Set to reboot the insurance industry, the reconfigured IFRS 17 (International Financial Reporting Standard), issued by the International Accounting Standards Board in May 2017, standardises the measurement and reporting of information relating to insurance contracts.
By Caryn Davies, executive partner and head of GRC and regulatory offerings at IQbusiness
In a current landscape of inconsistent and unstable accounting practices across different jurisdictions, the new regulation comes as a welcome change to regulate accounting treatment across the globe – making it far easier for consumers, investors and shareholders to compare insurance companies’ financial information and make better informed decisions.
A brief overview of IFRS 17
Taking effect in South Africa on 1 January 2021, the overall objective of IFRS 17 is to provide a more useful and consistent accounting model for insurance contracts among global insurance providers.
The new model will replace IFRS 4, taking the previous standard up a few notches by providing specific guidance for measuring insurance contracts across the different accounting rules and practices as well as providing consistent terminology and disclosure requirements across the industry.
The main principles of IFRS 17 include:
* Estimates on future cash flows need to remain current and should maximise the use of consistent, observable market research.
* Discount on cash flows using a market rate reflective of the risk, duration and currency of the insurance contract.
* Measurement of current and explicit risk.
* Expected profit should be deferred and aggregated in groups of insurance contracts at initial recognition while expected profit should be recognised over the coverage period.
* Reporting of insurance contract liabilities on the balance sheet using current assumptions at each reporting date.
With these implications in mind, it’s important to ask yourself how the new regulation could affect the entire insurance industry, and more specifically your business.

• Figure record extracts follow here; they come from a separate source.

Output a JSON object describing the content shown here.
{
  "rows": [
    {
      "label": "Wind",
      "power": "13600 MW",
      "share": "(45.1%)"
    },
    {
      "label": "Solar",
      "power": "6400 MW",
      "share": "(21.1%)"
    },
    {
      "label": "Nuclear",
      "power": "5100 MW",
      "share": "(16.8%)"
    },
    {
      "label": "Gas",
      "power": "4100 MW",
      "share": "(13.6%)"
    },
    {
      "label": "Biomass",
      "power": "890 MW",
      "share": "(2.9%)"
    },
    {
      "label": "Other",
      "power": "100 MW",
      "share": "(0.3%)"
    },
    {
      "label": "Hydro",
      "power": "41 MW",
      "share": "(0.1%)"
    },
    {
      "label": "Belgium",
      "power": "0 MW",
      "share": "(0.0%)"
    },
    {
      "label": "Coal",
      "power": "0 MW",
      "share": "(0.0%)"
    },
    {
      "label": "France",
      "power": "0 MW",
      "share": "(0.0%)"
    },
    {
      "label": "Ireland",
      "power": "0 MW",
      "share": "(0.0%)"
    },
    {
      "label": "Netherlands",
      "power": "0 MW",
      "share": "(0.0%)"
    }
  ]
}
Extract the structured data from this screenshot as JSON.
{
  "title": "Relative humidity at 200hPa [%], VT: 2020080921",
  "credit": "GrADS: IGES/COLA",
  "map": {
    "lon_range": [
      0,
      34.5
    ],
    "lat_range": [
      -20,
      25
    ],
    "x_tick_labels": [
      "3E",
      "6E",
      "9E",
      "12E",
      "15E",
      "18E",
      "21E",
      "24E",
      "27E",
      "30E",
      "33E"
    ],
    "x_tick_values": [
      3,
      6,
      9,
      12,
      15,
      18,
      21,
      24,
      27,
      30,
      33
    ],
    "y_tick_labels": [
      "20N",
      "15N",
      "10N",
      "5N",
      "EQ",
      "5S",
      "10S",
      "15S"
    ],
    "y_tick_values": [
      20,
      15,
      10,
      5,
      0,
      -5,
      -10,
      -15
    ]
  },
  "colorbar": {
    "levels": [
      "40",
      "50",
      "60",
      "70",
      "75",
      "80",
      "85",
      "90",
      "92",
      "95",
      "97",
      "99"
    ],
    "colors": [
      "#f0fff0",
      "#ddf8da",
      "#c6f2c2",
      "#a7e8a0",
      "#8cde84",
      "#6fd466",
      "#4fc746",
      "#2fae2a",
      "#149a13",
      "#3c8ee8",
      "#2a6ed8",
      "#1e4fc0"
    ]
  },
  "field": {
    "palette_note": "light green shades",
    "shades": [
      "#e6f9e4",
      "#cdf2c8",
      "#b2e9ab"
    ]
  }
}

The operational impacts of IFRS 17
First and foremost, the new model will change the governance landscape of organisations by directing all policies, standards, procedures and documents.

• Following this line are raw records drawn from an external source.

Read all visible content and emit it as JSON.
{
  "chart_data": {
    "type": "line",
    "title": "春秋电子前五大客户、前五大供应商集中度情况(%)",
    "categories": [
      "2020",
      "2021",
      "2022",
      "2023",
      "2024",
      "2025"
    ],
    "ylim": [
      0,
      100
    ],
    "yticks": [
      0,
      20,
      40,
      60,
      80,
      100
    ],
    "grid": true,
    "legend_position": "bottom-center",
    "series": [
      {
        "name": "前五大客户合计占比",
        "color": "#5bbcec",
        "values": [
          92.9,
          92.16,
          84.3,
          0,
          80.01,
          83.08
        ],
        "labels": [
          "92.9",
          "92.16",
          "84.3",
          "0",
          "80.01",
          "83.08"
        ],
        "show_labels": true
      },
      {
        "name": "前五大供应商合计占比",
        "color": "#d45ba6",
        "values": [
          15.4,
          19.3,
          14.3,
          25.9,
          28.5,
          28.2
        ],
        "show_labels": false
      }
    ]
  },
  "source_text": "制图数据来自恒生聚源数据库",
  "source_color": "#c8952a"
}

From a source data point of view, IFRS 17 will improve data management with a heightened emphasis on traceability, data lineage and granularity. Source data will need to be filtered correctly and external data sources covering macroeconomic conditions will also need to be included.
Continuing the topic of data, insurance contracts will be segmented, and data elements will be divided into component parts (a reversal of netting). Finance and actuarial data taxonomies will align completely.
As far as business calculations and analytics go, the following components will need to be calculated:
* Building block and variable fee approaches: including discount rate, expected value of future cash flows, risk adjustments to cash flows and contractual service margin.
* Premium allocation approach: including liabilities for remaining coverage, discount rate, risk adjustments to cash flows, cash flows of claim liability.
When these calculations are made, the IFR S17 methodologies will need to be used. There will also be changes in actuarial and risk models as well as general ledger allocations to reflect the new requirements.
And finally, from a reporting, monitoring and disclosure perspective, IFR S17 will introduce newly formatted financial statements with an updated chart of accounts; new contractual service margin reporting requirements, including the reporting of expected present value of cash flows and risk adjustments; as well as updated reporting rules, tools and systems. Additionally, internal controls and audit procedures will undergo changes.
Extending far beyond the realm of insurance providers, organisations in various sectors will be impacted by IFRS 17 and the key changes it brings. Actuarial scientists, accountants, information technology infrastructure experts, project managers, data experts, process engineers and business decision-makers all have different responsibilities to ensure IFRS 17 compliance.